One week later, he tripled the quantity of ammunition available for purchase by civilians, saying on record in a ministerial meeting, that he wanted “everyone” to carry guns, in his own perverse logic, in order to “guarantee that you won’t have a son of a bitch show up to impose a dictatorship here!”
With more guns and ammunition than ever before available to the general public, and strong, vociferous support from the rank and file of the police and armed forces, Jair Bolsonaro is holding Brazilian society to ransom. How has he achieved this?
Since coming to office, Bolsonaro has appointed nearly 3,000 members of the military to government positions. 10 members of the armed forces presently occupy ministerial posts. In 2019, he made economic overtures to the category by introducing pay rises and saving them from the worst of national pension reforms. And while more moderate generals had been initially expected to act as a calming influence on their candidate, it is now evident that Mr Bolsonaro has succeeded in muzzling them.
With the higher echelons of the military in his pocket, Bolsonaro also commands loyalty from the rank and file as well as from members of Brazil’s police forces across the vast nation. Although state police forces are technically subordinate to local state governments, Bolsonaro has strong influence over them. In February this year, when striking police rebelled against the state governor of Ceará in Brazil’s northeast – a political rival – he stayed silent, refusing to condemn the action.
When you consider that he is also arming private civilians, it is clear that Mr Bolsonaro is now using the threat of violence to shield himself from rivals and the possibility of impeachment.
State police in São Paulo also lately demonstrated bias towards the President, declining to disperse quarantine breaking pro-Bolsonaro demonstrations, while bombarding a recent anti-fascist gathering with tear gas.
In 2015, there were an estimated 425,000 of these front-line police – called military police – in Brazil.
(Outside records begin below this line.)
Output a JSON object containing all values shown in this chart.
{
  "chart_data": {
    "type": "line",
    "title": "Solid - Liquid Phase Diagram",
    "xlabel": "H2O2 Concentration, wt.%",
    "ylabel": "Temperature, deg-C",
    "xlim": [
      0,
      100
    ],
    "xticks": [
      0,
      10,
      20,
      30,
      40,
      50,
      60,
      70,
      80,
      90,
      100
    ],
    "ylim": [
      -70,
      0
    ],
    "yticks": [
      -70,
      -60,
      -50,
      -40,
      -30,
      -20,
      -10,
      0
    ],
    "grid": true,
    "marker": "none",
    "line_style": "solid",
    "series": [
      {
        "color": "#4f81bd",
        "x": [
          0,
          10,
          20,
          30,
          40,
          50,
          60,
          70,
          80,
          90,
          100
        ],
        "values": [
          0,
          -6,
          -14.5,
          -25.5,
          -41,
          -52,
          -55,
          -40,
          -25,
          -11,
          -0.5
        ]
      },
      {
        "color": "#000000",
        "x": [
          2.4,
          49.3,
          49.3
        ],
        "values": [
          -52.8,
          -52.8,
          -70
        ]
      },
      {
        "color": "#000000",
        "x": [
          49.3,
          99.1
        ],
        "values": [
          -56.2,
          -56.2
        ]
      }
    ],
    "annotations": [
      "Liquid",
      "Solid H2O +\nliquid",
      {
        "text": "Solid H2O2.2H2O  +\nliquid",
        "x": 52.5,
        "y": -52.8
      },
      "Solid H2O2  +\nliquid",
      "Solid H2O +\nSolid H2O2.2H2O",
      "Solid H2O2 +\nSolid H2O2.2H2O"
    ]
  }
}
Under the Brazilian constitution, military police are counted as ancillary army reserves. They have responsibility for patrolling streets, maintaining public order, responding to crimes in progress and arresting suspects caught committing crimes. They are prosecuted for infractions in military courts, and therefore generally not accountable to civil institutions.
Brazil’s inability to prosecute past atrocities committed by the junta denied the country its much-needed reckoning with the past. Unlike neighbouring Chile and Argentina, a 1979 Amnesty Law shielded the military hierarchy from prosecution.
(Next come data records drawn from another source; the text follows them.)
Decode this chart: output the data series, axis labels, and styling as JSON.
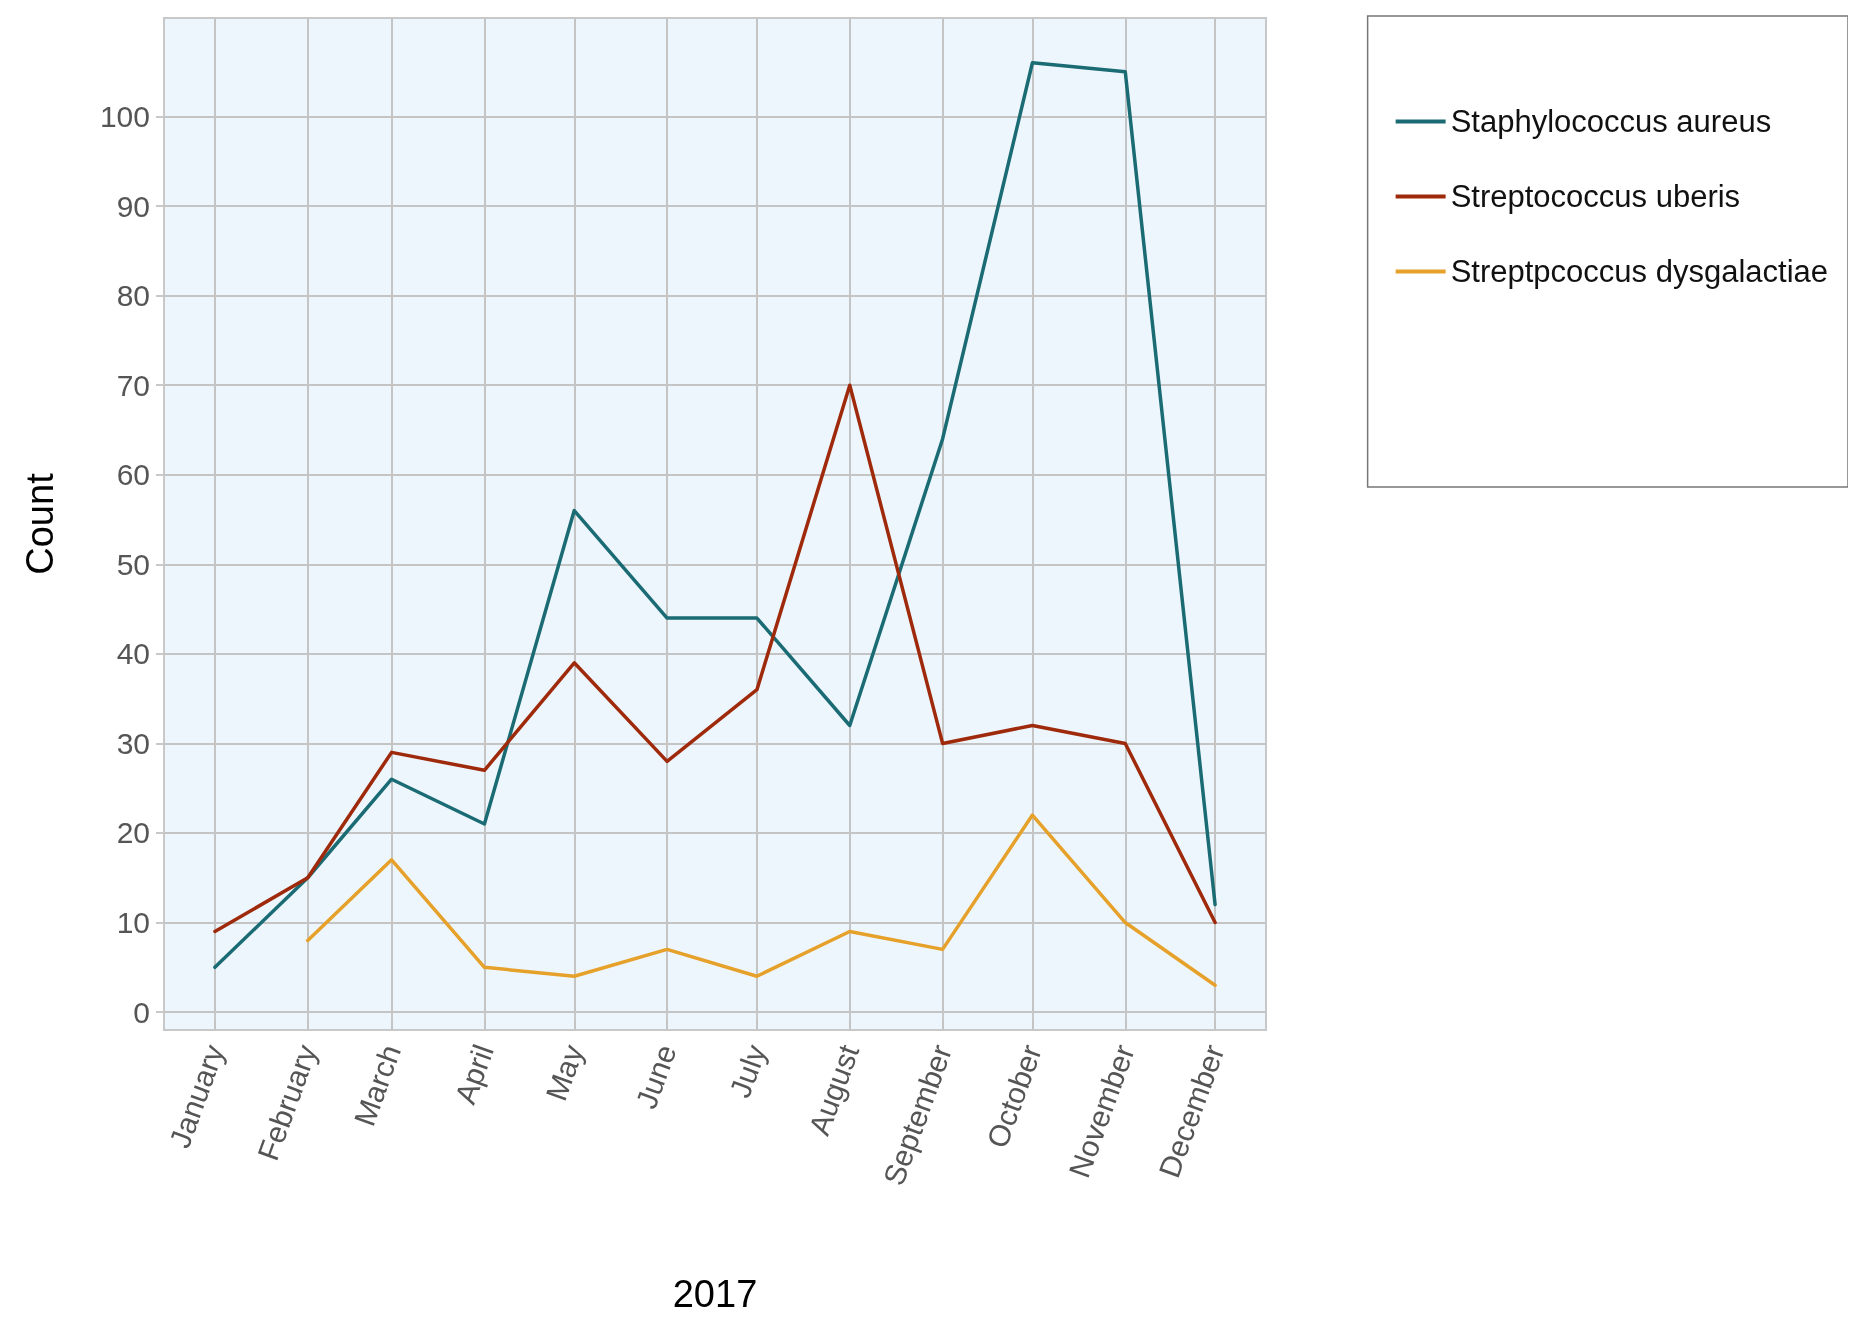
{
  "chart_data": {
    "type": "line",
    "xlabel": "2017",
    "ylabel": "Count",
    "x": [
      "2017-01-01",
      "2017-02-01",
      "2017-03-01",
      "2017-04-01",
      "2017-05-01",
      "2017-06-01",
      "2017-07-01",
      "2017-08-01",
      "2017-09-01",
      "2017-10-01",
      "2017-11-01",
      "2017-12-01"
    ],
    "xlim": [
      "2016-12-15",
      "2017-12-18"
    ],
    "xticks": [
      {
        "value": "2017-01-01",
        "label": "January"
      },
      {
        "value": "2017-02-01",
        "label": "February"
      },
      {
        "value": "2017-03-01",
        "label": "March"
      },
      {
        "value": "2017-04-01",
        "label": "April"
      },
      {
        "value": "2017-05-01",
        "label": "May"
      },
      {
        "value": "2017-06-01",
        "label": "June"
      },
      {
        "value": "2017-07-01",
        "label": "July"
      },
      {
        "value": "2017-08-01",
        "label": "August"
      },
      {
        "value": "2017-09-01",
        "label": "September"
      },
      {
        "value": "2017-10-01",
        "label": "October"
      },
      {
        "value": "2017-11-01",
        "label": "November"
      },
      {
        "value": "2017-12-01",
        "label": "December"
      }
    ],
    "ylim": [
      -2,
      111
    ],
    "yticks": [
      0,
      10,
      20,
      30,
      40,
      50,
      60,
      70,
      80,
      90,
      100
    ],
    "grid": true,
    "legend": "top right",
    "marker": "none",
    "line_style": "solid",
    "series": [
      {
        "name": "Staphylococcus aureus",
        "color": "#1a6b73",
        "values": [
          5,
          15,
          26,
          21,
          56,
          44,
          44,
          32,
          64,
          106,
          105,
          12
        ]
      },
      {
        "name": "Streptococcus uberis",
        "color": "#9e2a0b",
        "values": [
          9,
          15,
          29,
          27,
          39,
          28,
          36,
          70,
          30,
          32,
          30,
          10
        ]
      },
      {
        "name": "Streptpcoccus dysgalactiae",
        "color": "#e6a12a",
        "values": [
          null,
          8,
          17,
          5,
          4,
          7,
          4,
          9,
          7,
          22,
          10,
          3
        ]
      }
    ]
  }
}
This fiasco, and the failure of successive civilian governments to reshape the role of the armed forces for a democratic society, permitted Bolsonaro’s fascist ideology, so clearly expressed in his 1999 interview, to flourish.
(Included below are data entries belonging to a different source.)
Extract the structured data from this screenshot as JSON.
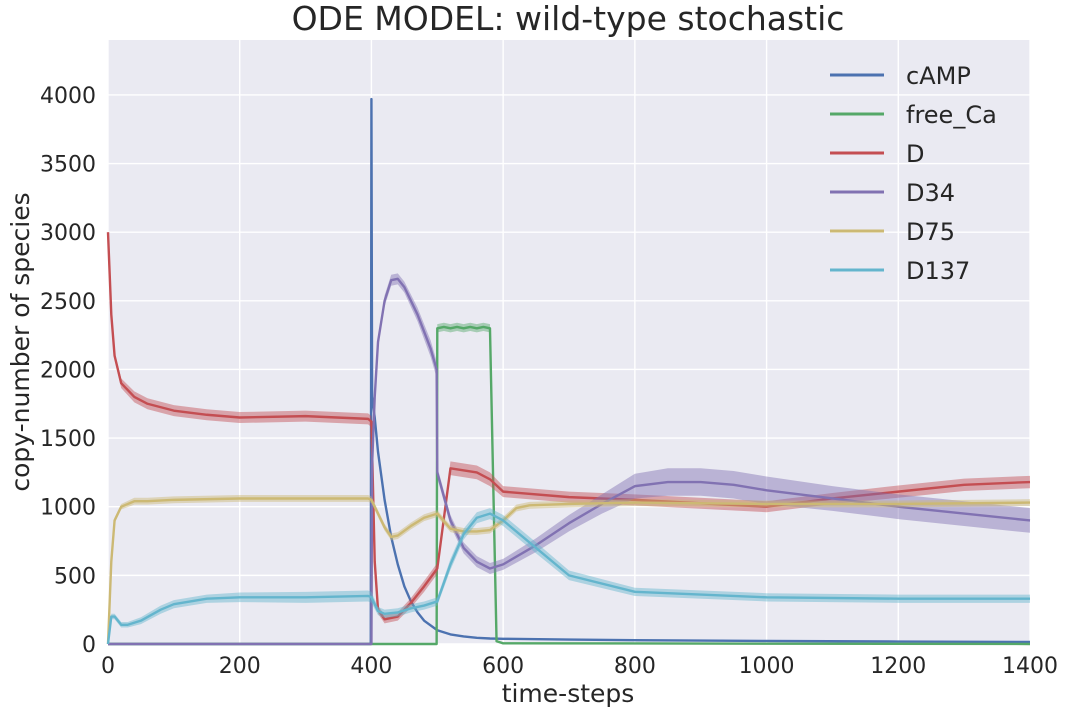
{
  "chart_data": {
    "type": "line",
    "title": "ODE MODEL: wild-type stochastic",
    "xlabel": "time-steps",
    "ylabel": "copy-number of species",
    "xlim": [
      0,
      1400
    ],
    "ylim": [
      0,
      4400
    ],
    "xticks": [
      0,
      200,
      400,
      600,
      800,
      1000,
      1200,
      1400
    ],
    "yticks": [
      0,
      500,
      1000,
      1500,
      2000,
      2500,
      3000,
      3500,
      4000
    ],
    "grid": true,
    "legend_position": "top-right",
    "series": [
      {
        "name": "cAMP",
        "color": "#4c72b0",
        "x": [
          0,
          399,
          400,
          401,
          405,
          410,
          420,
          430,
          440,
          450,
          460,
          470,
          480,
          500,
          520,
          540,
          560,
          580,
          600,
          700,
          800,
          1000,
          1200,
          1400
        ],
        "y": [
          0,
          0,
          3970,
          1800,
          1650,
          1400,
          1050,
          780,
          580,
          420,
          310,
          230,
          170,
          100,
          70,
          55,
          45,
          40,
          38,
          32,
          28,
          22,
          18,
          15
        ],
        "band": [
          0,
          0,
          0,
          0,
          0,
          0,
          0,
          0,
          0,
          0,
          0,
          0,
          0,
          0,
          0,
          0,
          0,
          0,
          0,
          0,
          0,
          0,
          0,
          0
        ]
      },
      {
        "name": "free_Ca",
        "color": "#55a868",
        "x": [
          0,
          499,
          500,
          510,
          520,
          530,
          540,
          550,
          560,
          570,
          580,
          590,
          600,
          1400
        ],
        "y": [
          0,
          0,
          2300,
          2310,
          2300,
          2310,
          2300,
          2310,
          2300,
          2310,
          2300,
          20,
          5,
          0
        ],
        "band": [
          0,
          0,
          30,
          30,
          30,
          30,
          30,
          30,
          30,
          30,
          30,
          0,
          0,
          0
        ]
      },
      {
        "name": "D",
        "color": "#c44e52",
        "x": [
          0,
          5,
          10,
          20,
          40,
          60,
          100,
          150,
          200,
          300,
          395,
          400,
          405,
          410,
          420,
          440,
          460,
          480,
          500,
          520,
          560,
          580,
          600,
          700,
          800,
          1000,
          1100,
          1200,
          1300,
          1400
        ],
        "y": [
          3000,
          2400,
          2100,
          1900,
          1800,
          1750,
          1700,
          1670,
          1650,
          1660,
          1640,
          1620,
          600,
          250,
          180,
          200,
          300,
          420,
          550,
          1280,
          1250,
          1200,
          1110,
          1070,
          1050,
          1000,
          1060,
          1110,
          1160,
          1180
        ],
        "band": [
          0,
          30,
          30,
          35,
          40,
          40,
          40,
          40,
          40,
          40,
          40,
          40,
          30,
          30,
          30,
          30,
          35,
          40,
          40,
          50,
          50,
          50,
          40,
          40,
          40,
          40,
          40,
          45,
          45,
          45
        ]
      },
      {
        "name": "D34",
        "color": "#8172b2",
        "x": [
          0,
          399,
          400,
          401,
          405,
          410,
          420,
          430,
          440,
          450,
          470,
          490,
          499,
          500,
          520,
          540,
          560,
          580,
          600,
          650,
          700,
          750,
          800,
          850,
          900,
          950,
          1000,
          1100,
          1200,
          1300,
          1400
        ],
        "y": [
          0,
          0,
          0,
          1300,
          1800,
          2200,
          2500,
          2650,
          2660,
          2600,
          2400,
          2150,
          2000,
          1250,
          900,
          700,
          600,
          550,
          580,
          720,
          880,
          1020,
          1150,
          1180,
          1180,
          1160,
          1120,
          1060,
          1000,
          950,
          900
        ],
        "band": [
          0,
          0,
          0,
          20,
          30,
          35,
          40,
          40,
          40,
          40,
          50,
          60,
          60,
          40,
          40,
          40,
          40,
          40,
          40,
          50,
          60,
          70,
          90,
          100,
          100,
          100,
          100,
          90,
          90,
          90,
          90
        ]
      },
      {
        "name": "D75",
        "color": "#ccb974",
        "x": [
          0,
          5,
          10,
          20,
          40,
          60,
          100,
          200,
          300,
          395,
          400,
          410,
          420,
          430,
          440,
          460,
          480,
          500,
          520,
          540,
          560,
          580,
          600,
          620,
          640,
          700,
          800,
          1000,
          1200,
          1400
        ],
        "y": [
          0,
          600,
          900,
          1000,
          1040,
          1040,
          1050,
          1060,
          1060,
          1060,
          1050,
          950,
          850,
          780,
          790,
          860,
          920,
          950,
          840,
          820,
          820,
          830,
          900,
          990,
          1010,
          1020,
          1030,
          1020,
          1020,
          1030
        ],
        "band": [
          0,
          20,
          20,
          20,
          25,
          25,
          25,
          25,
          25,
          25,
          25,
          25,
          25,
          25,
          25,
          25,
          25,
          25,
          25,
          25,
          25,
          25,
          25,
          25,
          25,
          25,
          25,
          25,
          25,
          25
        ]
      },
      {
        "name": "D137",
        "color": "#64b5cd",
        "x": [
          0,
          5,
          10,
          20,
          30,
          50,
          80,
          100,
          150,
          200,
          300,
          395,
          400,
          410,
          420,
          440,
          460,
          480,
          500,
          520,
          540,
          560,
          580,
          600,
          650,
          700,
          800,
          1000,
          1200,
          1400
        ],
        "y": [
          0,
          200,
          200,
          140,
          140,
          170,
          250,
          290,
          330,
          340,
          340,
          350,
          340,
          240,
          220,
          230,
          260,
          280,
          310,
          580,
          800,
          920,
          950,
          900,
          700,
          500,
          380,
          340,
          330,
          330
        ],
        "band": [
          0,
          20,
          20,
          20,
          20,
          25,
          30,
          30,
          30,
          35,
          40,
          40,
          40,
          30,
          30,
          30,
          30,
          30,
          30,
          40,
          40,
          40,
          40,
          40,
          40,
          35,
          30,
          30,
          30,
          30
        ]
      }
    ]
  }
}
Former President Fernando Henrique Cardoso – the “FHC” Bolsonaro talked of killing in 1999 – recently said another military coup wasn’t necessary for Brazilian democracy to die; all that would require is for Bolsonaro to give himself extraordinary powers.
When you consider that he is also arming private civilians, it is clear that Mr Bolsonaro is now using the threat of violence to shield himself from rivals and the possibility of impeachment. He recently flew over a crowd of his supporters by helicopter. After landing, he rode on horseback in the company of military police, past his fans. Such grandstanding suggests Bolsonaro believes he might be edging ever closer to absolute power.